Original translation. I reach up, touching the cold metal of the crown. “Kael discovered the changes.”

“One of his pigeons brought me a note the day you slit his throat. Hastily written, barely legible, demanding I seek you out. Said you mentioned the bloodline was impure already, and he found proof of that, too.” A scoff. “Can’t believe we wasted a year tracking down a distant cousin about a dozen times removed.”

“The farm girl.”

“Aye.” He casts a nervous glance at the shadows pooling between empty wine racks. “Kael believed that crowning her queen would finally pave the way to breaking the curse.” He shakes his head, resuming his frantic pace. “I was careless. Stayed in one place too long.”

My throat narrows. “What happened to her?”

“Who knows? When I returned with supplies…the house was ice. Just ice. She was gone.” A shrug. “She’s irrelevant now. Destroying this devilish crown is a task for a queen. For you.”

I stumble over uneven flagstone, first beads of sweat gathering on my nape. “How?”

When we turn into a corridor that smells like wet iron and old piss, his steps slow, bunched brows frowning back at me. “The note also said that he thinks Death took you as his lover. That true?”

My steps falter, slowing us further as heat floods my neck, letting a single pearl of sweat run down my spine. “I… It’s true.”

Corvin falters to a halt. For a heartbeat, the only sound is water dripping somewhere in the dark and the faint, exhausted hiss of my breath. His eyes hold mine—sharp, disbelieving.

“Saints…” It’s not so much a whisper as it is a faintly breathed laugh. “Not even rumors exist. In a thousand years of lore, not a single sound about Death taking a lover. He’s solitary. Rarely touches the living unless it’s time to reap them.”

Shame claws at my throat, heated memories of Vale’s naked body flashing like a bruise pressed too hard, but it’s drowned by a harsher need. “So I was told, but I still don’t fucking know whatto do with that. What does it change? I’m still carrying a cursed crown. My brother is still rotting.”

“When Kael put that darned crown on your head, he changed the debtor to awoman,” he says, gaze drifting to nothing behind him before his eyes find mine again, the flame of the torch letting hints of gold ripple across his brown eyes. “Now, Death’s lover carries the curse, and?—”

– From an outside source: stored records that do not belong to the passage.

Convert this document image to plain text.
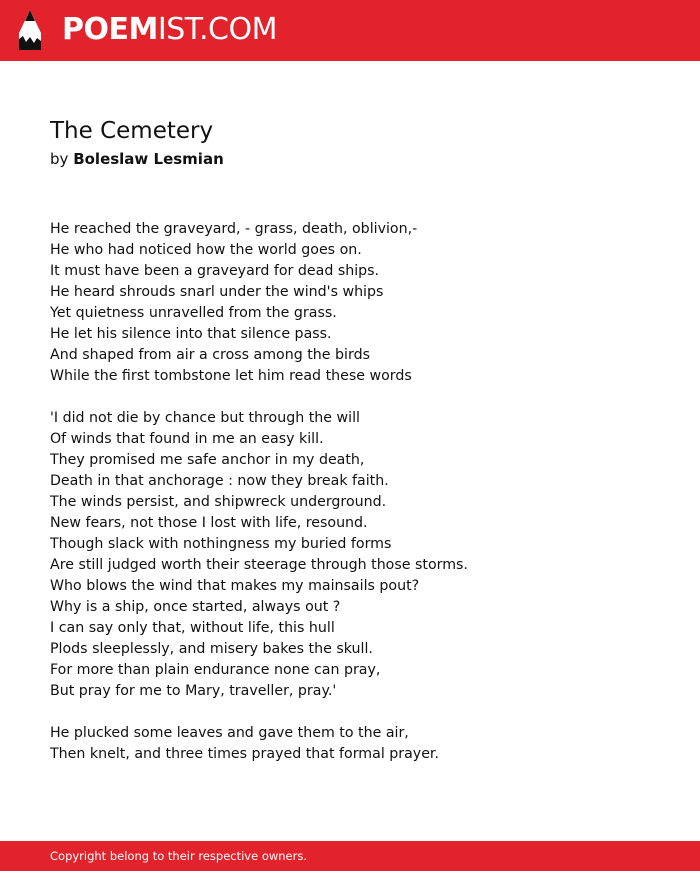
POEMIST.COM
The Cemetery
by Boleslaw Lesmian
He reached the graveyard, - grass, death, oblivion,-
He who had noticed how the world goes on.
It must have been a graveyard for dead ships.
He heard shrouds snarl under the wind's whips
Yet quietness unravelled from the grass.
He let his silence into that silence pass.
And shaped from air a cross among the birds
While the first tombstone let him read these words
'I did not die by chance but through the will
Of winds that found in me an easy kill.
They promised me safe anchor in my death,
Death in that anchorage : now they break faith.
The winds persist, and shipwreck underground.
New fears, not those I lost with life, resound.
Though slack with nothingness my buried forms
Are still judged worth their steerage through those storms.
Who blows the wind that makes my mainsails pout?
Why is a ship, once started, always out ?
I can say only that, without life, this hull
Plods sleeplessly, and misery bakes the skull.
For more than plain endurance none can pray,
But pray for me to Mary, traveller, pray.'
He plucked some leaves and gave them to the air,
Then knelt, and three times prayed that formal prayer.
Copyright belong to their respective owners.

He winces, eyes frantically darting to a glistening sheen of sweat on the wall. A fine white crust creeps outward from the edge of the wet patch, spidering over the mortar in delicate veins. The torch flame shifts, bending away as if a mouth just exhaled in the dark. Cold, sharp and sudden, slides under my skirts—not from the floor, but from the air—biting straight through wool and skin until my knees prickle and my teeth threaten to chatter. Then I smell it.

Carnations.

“We have to go.” Corvin’s fingers dig into the flesh of my arm once more. “We stopped for too long.”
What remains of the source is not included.